Tom: Any time you can separate the vibration … Noise is vibration. Noise is like a pebble in the water. You see the ripples go.
Charlie: Oh.
Tom: Ooh.
Charlie: We’re getting into the Zen of design now.
Tom: It is true. But, the fact of the matter is, if you can separate it, the better, but three air conditioning units on your ceiling joist, above your bedroom, it’s gonna sound like you hanging out at Bush Airport.
Charlie: I was gonna say, you’re out on the tarmac, yeah.
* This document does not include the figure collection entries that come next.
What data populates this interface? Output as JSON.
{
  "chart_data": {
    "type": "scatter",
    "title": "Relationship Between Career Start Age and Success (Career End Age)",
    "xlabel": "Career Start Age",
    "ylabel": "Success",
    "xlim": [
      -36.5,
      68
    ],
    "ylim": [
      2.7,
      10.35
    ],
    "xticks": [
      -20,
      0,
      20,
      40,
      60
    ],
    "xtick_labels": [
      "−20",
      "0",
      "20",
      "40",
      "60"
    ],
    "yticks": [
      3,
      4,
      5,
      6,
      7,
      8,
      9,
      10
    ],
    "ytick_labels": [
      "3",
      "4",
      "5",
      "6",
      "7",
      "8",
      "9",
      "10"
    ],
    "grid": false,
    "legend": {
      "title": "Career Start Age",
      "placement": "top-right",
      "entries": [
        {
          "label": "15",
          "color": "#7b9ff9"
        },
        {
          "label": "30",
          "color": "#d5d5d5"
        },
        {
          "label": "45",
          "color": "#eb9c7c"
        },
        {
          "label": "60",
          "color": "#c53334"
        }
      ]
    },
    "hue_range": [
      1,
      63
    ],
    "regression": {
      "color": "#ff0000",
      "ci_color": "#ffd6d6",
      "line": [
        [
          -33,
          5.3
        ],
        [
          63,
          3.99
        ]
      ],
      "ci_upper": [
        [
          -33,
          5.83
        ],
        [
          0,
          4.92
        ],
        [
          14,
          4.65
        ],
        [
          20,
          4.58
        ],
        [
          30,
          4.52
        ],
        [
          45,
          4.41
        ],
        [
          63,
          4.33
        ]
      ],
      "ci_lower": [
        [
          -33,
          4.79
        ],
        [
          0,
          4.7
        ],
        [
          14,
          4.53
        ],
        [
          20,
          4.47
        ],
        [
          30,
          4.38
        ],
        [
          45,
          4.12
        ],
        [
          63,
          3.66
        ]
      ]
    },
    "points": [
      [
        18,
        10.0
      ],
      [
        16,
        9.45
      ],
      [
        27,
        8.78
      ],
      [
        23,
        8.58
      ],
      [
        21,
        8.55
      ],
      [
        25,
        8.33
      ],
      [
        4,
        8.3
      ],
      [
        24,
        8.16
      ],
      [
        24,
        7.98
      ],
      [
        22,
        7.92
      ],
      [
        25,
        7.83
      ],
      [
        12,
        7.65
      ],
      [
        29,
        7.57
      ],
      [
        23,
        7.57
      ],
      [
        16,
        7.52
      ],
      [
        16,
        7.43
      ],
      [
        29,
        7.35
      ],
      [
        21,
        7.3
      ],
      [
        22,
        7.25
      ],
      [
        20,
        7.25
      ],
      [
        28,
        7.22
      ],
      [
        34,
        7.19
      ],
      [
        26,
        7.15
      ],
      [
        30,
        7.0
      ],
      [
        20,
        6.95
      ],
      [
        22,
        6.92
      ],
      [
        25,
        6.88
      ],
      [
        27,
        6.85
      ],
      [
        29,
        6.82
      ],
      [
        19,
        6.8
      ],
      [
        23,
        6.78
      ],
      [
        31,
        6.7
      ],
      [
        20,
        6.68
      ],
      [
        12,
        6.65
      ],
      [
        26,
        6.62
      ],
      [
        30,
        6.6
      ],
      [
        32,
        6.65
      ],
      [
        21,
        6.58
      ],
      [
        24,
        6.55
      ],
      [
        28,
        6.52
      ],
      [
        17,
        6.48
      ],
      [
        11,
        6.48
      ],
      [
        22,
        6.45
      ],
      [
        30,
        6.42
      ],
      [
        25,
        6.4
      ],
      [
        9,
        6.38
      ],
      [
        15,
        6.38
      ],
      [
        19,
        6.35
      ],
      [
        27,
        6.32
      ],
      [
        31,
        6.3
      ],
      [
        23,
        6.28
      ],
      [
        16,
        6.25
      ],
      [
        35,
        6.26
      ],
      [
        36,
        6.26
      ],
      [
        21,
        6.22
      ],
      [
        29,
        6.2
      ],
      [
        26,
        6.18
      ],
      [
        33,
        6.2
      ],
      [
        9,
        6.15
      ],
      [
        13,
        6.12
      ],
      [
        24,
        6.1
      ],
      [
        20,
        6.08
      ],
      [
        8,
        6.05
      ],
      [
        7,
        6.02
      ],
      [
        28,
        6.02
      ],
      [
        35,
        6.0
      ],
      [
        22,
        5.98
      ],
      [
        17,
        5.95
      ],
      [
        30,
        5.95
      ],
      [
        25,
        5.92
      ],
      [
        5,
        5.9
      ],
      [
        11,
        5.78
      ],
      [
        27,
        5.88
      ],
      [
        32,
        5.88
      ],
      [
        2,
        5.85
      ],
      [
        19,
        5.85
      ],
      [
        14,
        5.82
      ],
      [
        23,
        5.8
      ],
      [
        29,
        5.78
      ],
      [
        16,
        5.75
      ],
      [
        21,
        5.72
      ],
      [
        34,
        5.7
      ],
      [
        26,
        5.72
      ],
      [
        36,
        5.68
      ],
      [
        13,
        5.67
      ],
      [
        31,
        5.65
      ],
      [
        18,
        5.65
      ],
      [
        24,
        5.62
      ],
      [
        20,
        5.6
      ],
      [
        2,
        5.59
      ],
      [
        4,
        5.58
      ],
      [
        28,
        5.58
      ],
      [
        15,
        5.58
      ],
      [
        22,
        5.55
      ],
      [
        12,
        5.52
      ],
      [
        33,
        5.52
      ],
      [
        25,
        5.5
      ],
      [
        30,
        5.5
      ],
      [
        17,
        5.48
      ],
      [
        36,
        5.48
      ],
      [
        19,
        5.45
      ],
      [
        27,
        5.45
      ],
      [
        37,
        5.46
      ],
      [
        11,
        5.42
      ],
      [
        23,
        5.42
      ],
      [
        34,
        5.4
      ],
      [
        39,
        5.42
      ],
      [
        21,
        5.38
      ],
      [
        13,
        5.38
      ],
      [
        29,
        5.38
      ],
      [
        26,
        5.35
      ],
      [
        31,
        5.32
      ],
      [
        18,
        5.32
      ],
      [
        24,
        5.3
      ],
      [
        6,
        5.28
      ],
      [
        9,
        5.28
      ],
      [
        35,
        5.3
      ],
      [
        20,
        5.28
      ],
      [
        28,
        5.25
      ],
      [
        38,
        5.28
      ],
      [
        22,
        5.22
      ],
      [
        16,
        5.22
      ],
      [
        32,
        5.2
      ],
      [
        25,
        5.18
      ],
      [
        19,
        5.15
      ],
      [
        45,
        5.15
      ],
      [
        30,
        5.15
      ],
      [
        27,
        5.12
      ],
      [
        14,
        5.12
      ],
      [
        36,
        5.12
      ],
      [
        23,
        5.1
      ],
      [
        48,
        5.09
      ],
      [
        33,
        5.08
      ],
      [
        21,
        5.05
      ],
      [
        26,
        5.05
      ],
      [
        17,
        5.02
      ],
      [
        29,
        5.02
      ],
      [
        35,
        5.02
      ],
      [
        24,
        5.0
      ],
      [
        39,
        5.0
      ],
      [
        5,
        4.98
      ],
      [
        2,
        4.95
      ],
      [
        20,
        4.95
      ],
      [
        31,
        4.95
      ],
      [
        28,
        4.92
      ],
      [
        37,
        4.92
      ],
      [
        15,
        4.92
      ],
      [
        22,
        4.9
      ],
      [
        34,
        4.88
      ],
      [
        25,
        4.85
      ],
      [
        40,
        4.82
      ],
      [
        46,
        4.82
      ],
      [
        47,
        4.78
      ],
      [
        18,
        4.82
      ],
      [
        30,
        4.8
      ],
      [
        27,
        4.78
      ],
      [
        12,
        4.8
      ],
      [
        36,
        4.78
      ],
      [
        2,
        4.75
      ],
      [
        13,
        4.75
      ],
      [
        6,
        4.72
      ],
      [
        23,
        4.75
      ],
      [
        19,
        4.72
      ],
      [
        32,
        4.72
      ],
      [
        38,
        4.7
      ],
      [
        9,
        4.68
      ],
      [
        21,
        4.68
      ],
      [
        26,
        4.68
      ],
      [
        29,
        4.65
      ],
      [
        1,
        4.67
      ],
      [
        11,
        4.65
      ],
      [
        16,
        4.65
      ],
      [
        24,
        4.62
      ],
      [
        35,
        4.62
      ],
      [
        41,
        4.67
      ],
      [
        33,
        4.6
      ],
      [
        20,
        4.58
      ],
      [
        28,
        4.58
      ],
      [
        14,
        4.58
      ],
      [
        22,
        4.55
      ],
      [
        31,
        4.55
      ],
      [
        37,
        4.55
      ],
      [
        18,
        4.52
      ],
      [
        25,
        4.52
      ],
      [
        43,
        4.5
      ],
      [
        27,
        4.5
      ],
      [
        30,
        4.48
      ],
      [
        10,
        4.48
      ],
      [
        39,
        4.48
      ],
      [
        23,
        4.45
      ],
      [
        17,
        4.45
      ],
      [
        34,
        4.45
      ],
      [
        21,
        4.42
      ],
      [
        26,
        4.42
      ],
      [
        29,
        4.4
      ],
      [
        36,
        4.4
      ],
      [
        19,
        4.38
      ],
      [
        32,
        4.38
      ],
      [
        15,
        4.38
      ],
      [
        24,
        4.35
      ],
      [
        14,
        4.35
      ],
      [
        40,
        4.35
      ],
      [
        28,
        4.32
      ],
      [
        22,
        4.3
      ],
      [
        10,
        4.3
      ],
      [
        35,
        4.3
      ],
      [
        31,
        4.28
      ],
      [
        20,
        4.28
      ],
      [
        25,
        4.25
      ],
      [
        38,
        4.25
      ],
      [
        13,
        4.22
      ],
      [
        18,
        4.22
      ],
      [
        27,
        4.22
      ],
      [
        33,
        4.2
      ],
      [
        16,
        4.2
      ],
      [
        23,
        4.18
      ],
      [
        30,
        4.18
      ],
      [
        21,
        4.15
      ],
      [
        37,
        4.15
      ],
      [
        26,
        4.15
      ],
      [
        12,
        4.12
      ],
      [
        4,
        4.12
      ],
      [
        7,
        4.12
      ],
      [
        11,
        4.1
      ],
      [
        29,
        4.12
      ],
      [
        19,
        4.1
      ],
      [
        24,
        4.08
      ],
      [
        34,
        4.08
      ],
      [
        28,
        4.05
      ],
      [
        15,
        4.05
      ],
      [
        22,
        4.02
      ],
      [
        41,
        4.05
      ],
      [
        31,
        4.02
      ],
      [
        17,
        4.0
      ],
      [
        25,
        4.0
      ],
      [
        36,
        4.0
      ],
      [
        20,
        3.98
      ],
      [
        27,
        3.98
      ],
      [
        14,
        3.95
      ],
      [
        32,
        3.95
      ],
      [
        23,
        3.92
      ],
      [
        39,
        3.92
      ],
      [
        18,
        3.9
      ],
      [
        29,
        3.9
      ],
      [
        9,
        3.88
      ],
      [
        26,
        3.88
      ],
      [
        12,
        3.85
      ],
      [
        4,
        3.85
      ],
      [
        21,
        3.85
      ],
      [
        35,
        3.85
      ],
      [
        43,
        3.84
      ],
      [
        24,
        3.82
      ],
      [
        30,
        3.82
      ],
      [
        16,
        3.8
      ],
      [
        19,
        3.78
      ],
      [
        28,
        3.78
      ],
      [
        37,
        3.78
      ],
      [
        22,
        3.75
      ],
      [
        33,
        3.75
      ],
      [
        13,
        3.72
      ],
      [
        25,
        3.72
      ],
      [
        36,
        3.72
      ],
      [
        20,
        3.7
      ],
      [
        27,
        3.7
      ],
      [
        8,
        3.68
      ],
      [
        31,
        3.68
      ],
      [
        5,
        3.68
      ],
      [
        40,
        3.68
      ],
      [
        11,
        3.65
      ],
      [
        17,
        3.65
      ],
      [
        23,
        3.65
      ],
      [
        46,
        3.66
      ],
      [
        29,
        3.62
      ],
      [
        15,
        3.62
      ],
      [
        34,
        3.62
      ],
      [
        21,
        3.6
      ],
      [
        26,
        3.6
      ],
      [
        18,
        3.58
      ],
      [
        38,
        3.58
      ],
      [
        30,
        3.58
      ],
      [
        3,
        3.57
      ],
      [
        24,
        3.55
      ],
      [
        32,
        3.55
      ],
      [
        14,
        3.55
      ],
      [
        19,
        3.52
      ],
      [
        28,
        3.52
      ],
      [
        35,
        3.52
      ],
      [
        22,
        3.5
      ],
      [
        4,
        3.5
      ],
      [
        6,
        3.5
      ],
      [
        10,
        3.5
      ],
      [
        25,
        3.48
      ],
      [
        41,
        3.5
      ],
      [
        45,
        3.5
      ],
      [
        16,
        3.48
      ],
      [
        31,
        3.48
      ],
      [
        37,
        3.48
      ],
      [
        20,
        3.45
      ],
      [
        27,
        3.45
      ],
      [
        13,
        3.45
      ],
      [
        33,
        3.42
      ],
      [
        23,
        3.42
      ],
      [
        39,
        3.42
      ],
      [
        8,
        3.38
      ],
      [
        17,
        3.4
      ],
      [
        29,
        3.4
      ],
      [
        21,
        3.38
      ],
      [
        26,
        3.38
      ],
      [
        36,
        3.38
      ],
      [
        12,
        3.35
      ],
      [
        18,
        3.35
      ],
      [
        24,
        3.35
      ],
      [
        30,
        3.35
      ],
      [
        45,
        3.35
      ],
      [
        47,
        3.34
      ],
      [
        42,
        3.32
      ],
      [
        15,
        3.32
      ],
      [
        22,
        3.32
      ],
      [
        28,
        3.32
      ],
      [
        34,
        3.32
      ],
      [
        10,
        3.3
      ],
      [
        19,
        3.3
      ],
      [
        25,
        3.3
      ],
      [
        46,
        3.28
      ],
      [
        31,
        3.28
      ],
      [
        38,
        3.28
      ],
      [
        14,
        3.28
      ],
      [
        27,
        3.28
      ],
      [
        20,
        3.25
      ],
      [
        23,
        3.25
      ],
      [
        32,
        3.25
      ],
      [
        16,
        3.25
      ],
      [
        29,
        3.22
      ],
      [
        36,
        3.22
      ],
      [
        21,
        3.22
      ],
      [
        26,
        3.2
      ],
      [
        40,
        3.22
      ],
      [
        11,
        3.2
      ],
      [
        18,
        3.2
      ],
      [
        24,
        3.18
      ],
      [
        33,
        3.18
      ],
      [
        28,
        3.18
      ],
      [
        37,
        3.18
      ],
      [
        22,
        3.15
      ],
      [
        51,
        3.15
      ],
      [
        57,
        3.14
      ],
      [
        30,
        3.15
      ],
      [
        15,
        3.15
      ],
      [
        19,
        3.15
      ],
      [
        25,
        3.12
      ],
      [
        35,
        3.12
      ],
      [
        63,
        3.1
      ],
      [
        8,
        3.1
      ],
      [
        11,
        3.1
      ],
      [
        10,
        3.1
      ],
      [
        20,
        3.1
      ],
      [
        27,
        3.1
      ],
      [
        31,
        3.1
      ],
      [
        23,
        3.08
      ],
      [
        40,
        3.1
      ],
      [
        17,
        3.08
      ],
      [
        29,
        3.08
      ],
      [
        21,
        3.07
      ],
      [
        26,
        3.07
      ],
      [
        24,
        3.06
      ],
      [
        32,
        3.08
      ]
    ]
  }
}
Tom: I had to move my mother’s air conditioner just because it was a brick wall and everything else just about 10 feet down, ’cause she couldn’t sleep when she was trying to sleep and that was about five years ago. Rick did it, actually, for me, at Absolute Comfort Air. But the fact of the matter is, yeah, you better talk to some people. Springs and rubber pads are not gonna help.
Charlie: No, no. But if you build a frame like that up there and separate it from it, it would reduce it some, don’t you think?
Tom: Maybe. I think it would be some, but for me to sit here on the radio and say “If you do it, you’ll never hear a thing,” I’m not gonna do it. Oh, no, no, no, no.
Charlie: I think it … reduction. It’s like people wanna soundproof a wall. No, you can deaden it but you’re not gonna soundproof it.
Tom: That’s right.
Charlie: And the same thing goes with this. I’m really wondering why that they don’t have some kind of dampener that you can put under there with offset bolts and a rubber gyrometer, something that would set it off.
Tom: Because it’s vibration. Vibration on the framing, it’s gonna make noise. And I know you try to dampen it with rubber and stuff but if you still have that vibration it’s gonna be different decibel …
Charlie: So her beef really, is with the architect.
Tom: Well, the beef is, you shouldn’t have … yeah. Well, I don’t know about … I’m not gonna beat up the architect.
Charlie: Whoever designed the air conditioning system and put it to …
Tom: Put the condensers on the ground, where everybody else’s are, then you won’t hear the vibration.